The 72nd Locarno Film Festival drew to a close Saturday with Portuguese auteur Pedro Costa’s dark and detached film “Vitalina Varela” coming away with several awards together with superlatives from segments of the hardcore cinephile crowd, including jury president Catherine Breillat.

In announcing the Golden Leopard prize for the film, as well as best actress to its eponymous star, Breillat was emphatic in saying that Costa’s achievement goes beyond mere awards, insisting on its place in the cinema pantheon.

Costa was the most prominent name in the International Competition selection this year, which marked Lili Hinstin’s first edition as festival director. Other awards in the main section went to Park Jung-bum’s “Height of the Wave” (Special Jury Prize) and Damien Manivel as best director for “Isadora’s Children,” with the top actor going to Regis Myrupu in Maya Da-Rin’s “The Fever.” All the prizes reflected the jury’s marked preference for a well-established trend in contemporary art-house cinema favoring form over content, aestheticized atmosphere over traditional storytelling.

In the Cineasti del presente section, reserved for upcoming directors, the Golden Leopard went to Senegal’s Mamadou Dia, a Tisch School graduate, for his debut feature about family differences and Islamic radicalization, “Nafi’s Father” (the film also won the Swatch First Feature Award). The best emerging director prize was given to Algerian filmmaker Hassan Ferhani for his documentary “143 Sahara Street,” while the special jury prize was awarded to “Ivana the Terrible,” a Romanian-Serbian coproduction directed by Ivana Mladenović.

This year’s Piazza Grande selection, usually reserved for films with greater appeal to general audiences, was notable for a clear programming direction that saw darker themes than in the past mixed with broader comedies and the occasional fantasy feature. Variety’s Piazza Grande award, given to the film that best combines artistic vision with popular appeal, went to “Instinct,” a tense, strongly-played Dutch production by Halina Reijn.

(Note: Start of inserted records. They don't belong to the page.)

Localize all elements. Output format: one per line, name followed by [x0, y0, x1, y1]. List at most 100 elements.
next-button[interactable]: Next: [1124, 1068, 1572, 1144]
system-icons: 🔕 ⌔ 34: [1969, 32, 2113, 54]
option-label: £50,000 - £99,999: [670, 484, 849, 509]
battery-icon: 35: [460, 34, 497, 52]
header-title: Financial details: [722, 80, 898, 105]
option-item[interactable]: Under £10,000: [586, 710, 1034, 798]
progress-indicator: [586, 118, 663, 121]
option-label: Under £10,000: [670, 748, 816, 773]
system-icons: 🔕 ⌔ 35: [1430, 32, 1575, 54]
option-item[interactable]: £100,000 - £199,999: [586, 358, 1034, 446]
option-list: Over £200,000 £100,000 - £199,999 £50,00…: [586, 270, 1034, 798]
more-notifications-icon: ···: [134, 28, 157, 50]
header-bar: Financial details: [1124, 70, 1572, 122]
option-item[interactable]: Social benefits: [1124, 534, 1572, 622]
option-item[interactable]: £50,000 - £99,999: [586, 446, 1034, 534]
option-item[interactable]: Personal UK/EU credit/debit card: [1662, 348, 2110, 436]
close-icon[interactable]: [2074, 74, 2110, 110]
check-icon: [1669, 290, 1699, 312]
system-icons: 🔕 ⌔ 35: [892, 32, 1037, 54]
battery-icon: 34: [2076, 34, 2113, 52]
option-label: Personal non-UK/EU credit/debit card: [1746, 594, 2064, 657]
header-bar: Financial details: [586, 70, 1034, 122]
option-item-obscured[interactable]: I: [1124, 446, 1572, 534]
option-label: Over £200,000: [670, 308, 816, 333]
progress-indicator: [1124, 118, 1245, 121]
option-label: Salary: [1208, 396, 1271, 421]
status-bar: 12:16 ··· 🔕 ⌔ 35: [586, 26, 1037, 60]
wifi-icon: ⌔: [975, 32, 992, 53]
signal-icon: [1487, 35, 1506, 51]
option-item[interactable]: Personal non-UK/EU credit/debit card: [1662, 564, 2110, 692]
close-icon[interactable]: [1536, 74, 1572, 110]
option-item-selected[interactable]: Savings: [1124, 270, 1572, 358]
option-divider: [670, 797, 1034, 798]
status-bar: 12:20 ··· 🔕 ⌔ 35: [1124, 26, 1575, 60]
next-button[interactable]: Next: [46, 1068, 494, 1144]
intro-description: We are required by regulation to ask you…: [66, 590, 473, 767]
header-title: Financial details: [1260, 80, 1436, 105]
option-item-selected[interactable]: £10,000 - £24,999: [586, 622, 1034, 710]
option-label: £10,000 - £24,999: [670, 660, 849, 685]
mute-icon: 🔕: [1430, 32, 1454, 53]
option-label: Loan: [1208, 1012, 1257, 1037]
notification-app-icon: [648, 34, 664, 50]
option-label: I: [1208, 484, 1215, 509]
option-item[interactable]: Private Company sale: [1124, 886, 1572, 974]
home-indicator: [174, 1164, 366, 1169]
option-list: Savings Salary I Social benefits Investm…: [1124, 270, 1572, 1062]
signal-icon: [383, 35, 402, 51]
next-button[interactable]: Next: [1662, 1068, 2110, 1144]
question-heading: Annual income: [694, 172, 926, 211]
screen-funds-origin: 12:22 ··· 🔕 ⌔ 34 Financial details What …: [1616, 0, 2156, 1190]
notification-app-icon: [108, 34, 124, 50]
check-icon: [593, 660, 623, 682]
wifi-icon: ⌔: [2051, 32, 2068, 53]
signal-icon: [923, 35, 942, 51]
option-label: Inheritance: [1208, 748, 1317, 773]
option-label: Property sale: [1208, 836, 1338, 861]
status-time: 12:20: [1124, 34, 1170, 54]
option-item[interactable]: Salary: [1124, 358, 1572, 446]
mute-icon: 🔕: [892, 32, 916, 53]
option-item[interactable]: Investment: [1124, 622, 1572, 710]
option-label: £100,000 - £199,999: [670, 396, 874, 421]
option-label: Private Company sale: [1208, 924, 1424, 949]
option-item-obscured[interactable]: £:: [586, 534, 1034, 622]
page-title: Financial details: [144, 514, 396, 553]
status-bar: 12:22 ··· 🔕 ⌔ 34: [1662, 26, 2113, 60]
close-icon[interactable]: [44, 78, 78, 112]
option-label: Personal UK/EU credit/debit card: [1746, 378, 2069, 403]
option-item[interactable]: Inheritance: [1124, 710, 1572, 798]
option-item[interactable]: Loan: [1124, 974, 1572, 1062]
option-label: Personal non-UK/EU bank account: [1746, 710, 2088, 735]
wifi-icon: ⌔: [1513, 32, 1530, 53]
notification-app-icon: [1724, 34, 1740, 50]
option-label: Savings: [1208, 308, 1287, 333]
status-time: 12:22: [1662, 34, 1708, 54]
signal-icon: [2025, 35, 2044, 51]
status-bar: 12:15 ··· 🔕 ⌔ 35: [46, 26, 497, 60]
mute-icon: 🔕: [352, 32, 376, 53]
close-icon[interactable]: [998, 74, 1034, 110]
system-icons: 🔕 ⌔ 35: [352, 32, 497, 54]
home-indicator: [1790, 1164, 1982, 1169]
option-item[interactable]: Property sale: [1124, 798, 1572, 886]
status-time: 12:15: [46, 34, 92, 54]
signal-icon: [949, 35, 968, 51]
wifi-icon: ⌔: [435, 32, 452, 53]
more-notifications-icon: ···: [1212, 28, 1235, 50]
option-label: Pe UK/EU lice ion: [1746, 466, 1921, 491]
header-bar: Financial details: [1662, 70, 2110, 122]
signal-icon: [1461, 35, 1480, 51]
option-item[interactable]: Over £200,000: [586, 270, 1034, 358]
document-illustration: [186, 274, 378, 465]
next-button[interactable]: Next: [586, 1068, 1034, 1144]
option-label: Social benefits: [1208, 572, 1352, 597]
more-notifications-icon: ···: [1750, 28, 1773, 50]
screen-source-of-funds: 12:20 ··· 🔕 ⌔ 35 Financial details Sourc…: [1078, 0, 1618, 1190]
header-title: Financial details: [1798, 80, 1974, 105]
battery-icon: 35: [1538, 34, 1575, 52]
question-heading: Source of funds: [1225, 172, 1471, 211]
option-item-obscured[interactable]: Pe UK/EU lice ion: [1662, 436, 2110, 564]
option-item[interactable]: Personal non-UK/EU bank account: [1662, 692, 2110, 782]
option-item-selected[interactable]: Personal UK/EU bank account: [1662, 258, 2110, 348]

Hinstin’s programming for her first year as festival director continued the inclination of her predecessor Carlo Chatrian in privileging films that sit squarely in the more challenging reaches of world cinema, though the traditional identities of the different sections seemed less categorizable than in the recent past. The draw of Hollywood however is something difficult to shake, and John Waters’ cinema chat was greatly appreciated by both journalists and public.